The Protein Folding Challenge in Yeast Display
Heterologous proteins expressed in yeast face a gauntlet of quality control checkpoints in the secretory pathway. Co-translational translocation into the ER, interaction with chaperones (BiP, PDI, calnexin), disulfide bond formation, and passage through the ERAD (ER-Associated Degradation) pathway all determine whether a protein reaches the cell surface or is degraded.
For non-native proteins, particularly those with complex disulfide architectures or large domains, the yeast ER environment is often insufficient. Optimizing the folding environment is essential for achieving display levels that support meaningful screening.
Signal Peptide Optimization: The Gateway to Proper Folding
The alpha-factor signal peptide is the default choice for yeast secretion, but it is not universally optimal. Alternative signal peptides can dramatically improve translocation efficiency for specific protein classes.
Optimization approaches include rational design of the hydrophobic core and charge distribution, as well as empirical screening of signal peptide libraries. Cleavage site efficiency directly affects the homogeneity of the displayed protein.
Chaperone Co-expression: Enhancing the Folding Environment
BiP (Kar2p) overexpression increases the capacity of the ER to handle misfolded intermediates, reducing aggregation and improving the yield of correctly folded protein.
PDI1 co-expression is particularly beneficial for disulfide-containing proteins, accelerating the formation of correct disulfide bonds and reducing the accumulation of misfolded intermediates.
Multi-chaperone strategies can provide synergistic improvements, but the timing and level of chaperone expression relative to the target protein must be optimized to avoid overwhelming the secretory pathway.

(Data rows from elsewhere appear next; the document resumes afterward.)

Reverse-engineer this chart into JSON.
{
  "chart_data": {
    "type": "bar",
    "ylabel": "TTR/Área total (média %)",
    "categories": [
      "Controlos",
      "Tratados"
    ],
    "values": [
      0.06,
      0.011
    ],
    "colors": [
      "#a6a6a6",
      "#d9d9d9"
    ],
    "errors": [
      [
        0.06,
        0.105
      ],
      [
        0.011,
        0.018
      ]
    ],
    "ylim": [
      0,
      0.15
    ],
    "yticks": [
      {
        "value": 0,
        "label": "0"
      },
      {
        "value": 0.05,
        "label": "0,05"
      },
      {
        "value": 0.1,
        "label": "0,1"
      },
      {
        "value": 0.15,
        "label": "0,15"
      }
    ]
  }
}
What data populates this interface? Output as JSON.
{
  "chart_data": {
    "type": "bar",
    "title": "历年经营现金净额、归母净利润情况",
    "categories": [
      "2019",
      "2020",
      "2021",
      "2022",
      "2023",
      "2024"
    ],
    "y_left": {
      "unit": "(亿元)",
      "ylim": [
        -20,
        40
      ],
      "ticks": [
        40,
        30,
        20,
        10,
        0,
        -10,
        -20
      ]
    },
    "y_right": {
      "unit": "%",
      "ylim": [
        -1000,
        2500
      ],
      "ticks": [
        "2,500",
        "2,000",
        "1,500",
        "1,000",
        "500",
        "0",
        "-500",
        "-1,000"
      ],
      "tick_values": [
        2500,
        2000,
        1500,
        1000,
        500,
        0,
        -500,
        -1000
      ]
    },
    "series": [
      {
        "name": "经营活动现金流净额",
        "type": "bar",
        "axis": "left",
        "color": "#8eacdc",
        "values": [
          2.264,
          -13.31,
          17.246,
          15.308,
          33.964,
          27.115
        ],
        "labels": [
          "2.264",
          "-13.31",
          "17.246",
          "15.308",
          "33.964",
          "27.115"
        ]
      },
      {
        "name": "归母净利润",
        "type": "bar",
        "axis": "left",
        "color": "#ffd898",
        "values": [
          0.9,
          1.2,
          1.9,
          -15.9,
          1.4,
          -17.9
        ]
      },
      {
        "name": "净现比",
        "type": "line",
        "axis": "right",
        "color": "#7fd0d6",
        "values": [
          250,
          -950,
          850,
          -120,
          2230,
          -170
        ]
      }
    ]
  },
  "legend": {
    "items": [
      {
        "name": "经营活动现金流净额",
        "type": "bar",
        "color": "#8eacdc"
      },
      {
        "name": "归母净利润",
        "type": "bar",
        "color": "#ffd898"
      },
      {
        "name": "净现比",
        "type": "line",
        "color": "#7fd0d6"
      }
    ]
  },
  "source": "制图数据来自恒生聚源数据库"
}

ER Retention Strategies: Extending Folding Time
KDEL retention signals slow the transit of proteins through the secretory pathway, providing additional time for chaperone-assisted folding. This is particularly useful for slow-folding proteins.
Cleavable retention signals offer a compromise: the protein is retained long enough to fold correctly, then released for surface display.

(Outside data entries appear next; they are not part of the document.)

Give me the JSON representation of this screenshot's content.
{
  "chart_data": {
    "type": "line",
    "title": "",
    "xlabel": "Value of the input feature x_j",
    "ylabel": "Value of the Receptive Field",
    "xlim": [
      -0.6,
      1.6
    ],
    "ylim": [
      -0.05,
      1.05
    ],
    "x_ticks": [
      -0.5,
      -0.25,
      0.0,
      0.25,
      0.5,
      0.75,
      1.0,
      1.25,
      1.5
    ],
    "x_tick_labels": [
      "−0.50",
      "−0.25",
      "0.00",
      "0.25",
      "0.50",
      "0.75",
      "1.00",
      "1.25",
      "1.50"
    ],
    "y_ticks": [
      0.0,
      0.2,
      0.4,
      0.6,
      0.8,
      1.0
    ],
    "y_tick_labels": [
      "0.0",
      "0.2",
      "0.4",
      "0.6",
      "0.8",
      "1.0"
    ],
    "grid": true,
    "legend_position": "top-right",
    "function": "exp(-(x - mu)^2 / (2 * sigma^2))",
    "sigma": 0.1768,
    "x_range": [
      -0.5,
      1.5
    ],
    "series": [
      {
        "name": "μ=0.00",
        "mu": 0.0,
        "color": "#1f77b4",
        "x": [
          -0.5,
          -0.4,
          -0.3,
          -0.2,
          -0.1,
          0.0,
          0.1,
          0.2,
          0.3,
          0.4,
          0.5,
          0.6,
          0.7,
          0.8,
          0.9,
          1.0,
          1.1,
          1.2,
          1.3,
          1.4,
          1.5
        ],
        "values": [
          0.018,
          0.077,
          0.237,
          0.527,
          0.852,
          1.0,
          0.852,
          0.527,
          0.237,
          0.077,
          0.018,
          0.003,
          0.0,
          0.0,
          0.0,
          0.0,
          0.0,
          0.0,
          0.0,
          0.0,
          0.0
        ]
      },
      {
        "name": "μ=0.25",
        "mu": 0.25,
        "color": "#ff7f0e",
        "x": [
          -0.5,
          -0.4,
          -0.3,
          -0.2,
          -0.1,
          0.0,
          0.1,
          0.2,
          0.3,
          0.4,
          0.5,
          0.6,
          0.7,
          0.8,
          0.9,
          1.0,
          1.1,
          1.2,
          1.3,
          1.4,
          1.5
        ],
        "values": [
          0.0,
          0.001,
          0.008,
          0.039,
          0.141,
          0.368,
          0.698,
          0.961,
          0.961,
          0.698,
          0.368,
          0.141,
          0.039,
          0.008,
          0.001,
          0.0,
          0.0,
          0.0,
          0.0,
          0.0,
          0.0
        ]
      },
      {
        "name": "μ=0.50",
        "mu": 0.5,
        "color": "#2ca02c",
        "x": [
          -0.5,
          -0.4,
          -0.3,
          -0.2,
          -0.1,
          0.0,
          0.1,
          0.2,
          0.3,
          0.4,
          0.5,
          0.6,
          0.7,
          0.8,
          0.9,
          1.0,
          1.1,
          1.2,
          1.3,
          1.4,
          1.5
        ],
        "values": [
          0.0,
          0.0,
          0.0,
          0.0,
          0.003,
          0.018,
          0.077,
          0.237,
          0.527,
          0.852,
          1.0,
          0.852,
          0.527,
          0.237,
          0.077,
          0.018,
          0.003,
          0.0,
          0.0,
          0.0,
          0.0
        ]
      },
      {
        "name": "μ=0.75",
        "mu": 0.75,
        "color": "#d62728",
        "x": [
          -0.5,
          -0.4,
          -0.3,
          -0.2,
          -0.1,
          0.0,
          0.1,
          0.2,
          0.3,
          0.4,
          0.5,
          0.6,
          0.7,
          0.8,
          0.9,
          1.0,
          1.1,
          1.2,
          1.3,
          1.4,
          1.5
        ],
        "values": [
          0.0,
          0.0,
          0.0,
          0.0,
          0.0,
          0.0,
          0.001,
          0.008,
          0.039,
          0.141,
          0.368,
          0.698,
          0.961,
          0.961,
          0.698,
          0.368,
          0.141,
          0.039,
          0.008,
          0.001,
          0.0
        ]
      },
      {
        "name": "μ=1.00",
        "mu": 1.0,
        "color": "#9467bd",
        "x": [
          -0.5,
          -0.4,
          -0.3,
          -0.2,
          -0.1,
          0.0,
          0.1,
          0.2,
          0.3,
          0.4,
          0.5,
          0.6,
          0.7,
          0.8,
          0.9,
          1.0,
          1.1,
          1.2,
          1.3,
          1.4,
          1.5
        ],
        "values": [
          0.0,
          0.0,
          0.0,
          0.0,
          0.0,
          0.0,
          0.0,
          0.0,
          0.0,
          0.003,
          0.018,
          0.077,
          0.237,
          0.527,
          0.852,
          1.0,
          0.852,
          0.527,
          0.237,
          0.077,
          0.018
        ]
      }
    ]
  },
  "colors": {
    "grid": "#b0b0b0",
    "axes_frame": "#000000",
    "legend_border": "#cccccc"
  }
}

Temperature control in conjunction with retention strategies further slows folding kinetics, favoring the native state over kinetically trapped misfolded conformations.
Promoter Engineering and Expression Optimization
The choice of promoter directly affects the rate and level of protein expression:
- GAL1: Inducible, strong expression. Standard for yeast display.

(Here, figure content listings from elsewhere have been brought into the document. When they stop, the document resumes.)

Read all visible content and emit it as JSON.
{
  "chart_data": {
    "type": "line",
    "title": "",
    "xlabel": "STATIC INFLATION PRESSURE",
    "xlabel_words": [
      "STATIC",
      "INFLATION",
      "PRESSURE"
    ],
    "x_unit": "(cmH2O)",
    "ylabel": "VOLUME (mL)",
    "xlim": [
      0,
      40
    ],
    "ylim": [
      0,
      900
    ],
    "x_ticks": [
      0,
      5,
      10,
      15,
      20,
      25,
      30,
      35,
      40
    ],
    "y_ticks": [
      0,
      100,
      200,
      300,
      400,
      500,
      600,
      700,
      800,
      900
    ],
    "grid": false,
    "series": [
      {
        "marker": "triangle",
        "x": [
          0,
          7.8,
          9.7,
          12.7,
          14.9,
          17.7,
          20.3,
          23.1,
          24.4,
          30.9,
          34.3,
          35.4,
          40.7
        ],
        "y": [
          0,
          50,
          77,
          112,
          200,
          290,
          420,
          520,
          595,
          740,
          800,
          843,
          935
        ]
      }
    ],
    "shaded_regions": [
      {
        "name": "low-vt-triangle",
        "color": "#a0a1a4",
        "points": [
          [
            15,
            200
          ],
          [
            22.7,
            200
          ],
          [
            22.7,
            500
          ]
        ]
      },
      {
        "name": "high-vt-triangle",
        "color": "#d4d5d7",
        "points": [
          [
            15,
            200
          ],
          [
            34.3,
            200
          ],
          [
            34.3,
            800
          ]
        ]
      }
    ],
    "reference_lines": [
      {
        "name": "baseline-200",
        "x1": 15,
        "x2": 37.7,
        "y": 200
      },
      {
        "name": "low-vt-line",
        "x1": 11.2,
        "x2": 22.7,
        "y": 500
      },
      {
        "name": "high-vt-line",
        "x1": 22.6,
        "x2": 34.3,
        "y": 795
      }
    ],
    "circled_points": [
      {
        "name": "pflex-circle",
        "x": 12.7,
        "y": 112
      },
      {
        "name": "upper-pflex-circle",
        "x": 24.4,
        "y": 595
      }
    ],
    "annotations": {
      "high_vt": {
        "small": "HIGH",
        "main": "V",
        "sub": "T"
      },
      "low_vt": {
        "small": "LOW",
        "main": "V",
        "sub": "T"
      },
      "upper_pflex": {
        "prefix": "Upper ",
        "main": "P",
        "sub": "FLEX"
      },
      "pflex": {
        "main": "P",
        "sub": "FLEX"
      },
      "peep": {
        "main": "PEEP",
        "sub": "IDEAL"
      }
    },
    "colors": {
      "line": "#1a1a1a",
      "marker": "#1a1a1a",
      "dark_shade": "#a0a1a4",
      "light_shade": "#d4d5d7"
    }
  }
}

- PGK1: Constitutive, moderate expression.
- TDH3: Constitutive, high expression.
Expression timing relative to growth phase, translation rate effects on co-translational folding, and the use of tandem upstream activation sequences all provide additional levers for optimization.
The key principle: more expression is not always better. For complex proteins, slower translation rates can improve the fraction of correctly folded product by giving chaperones time to act on each nascent chain.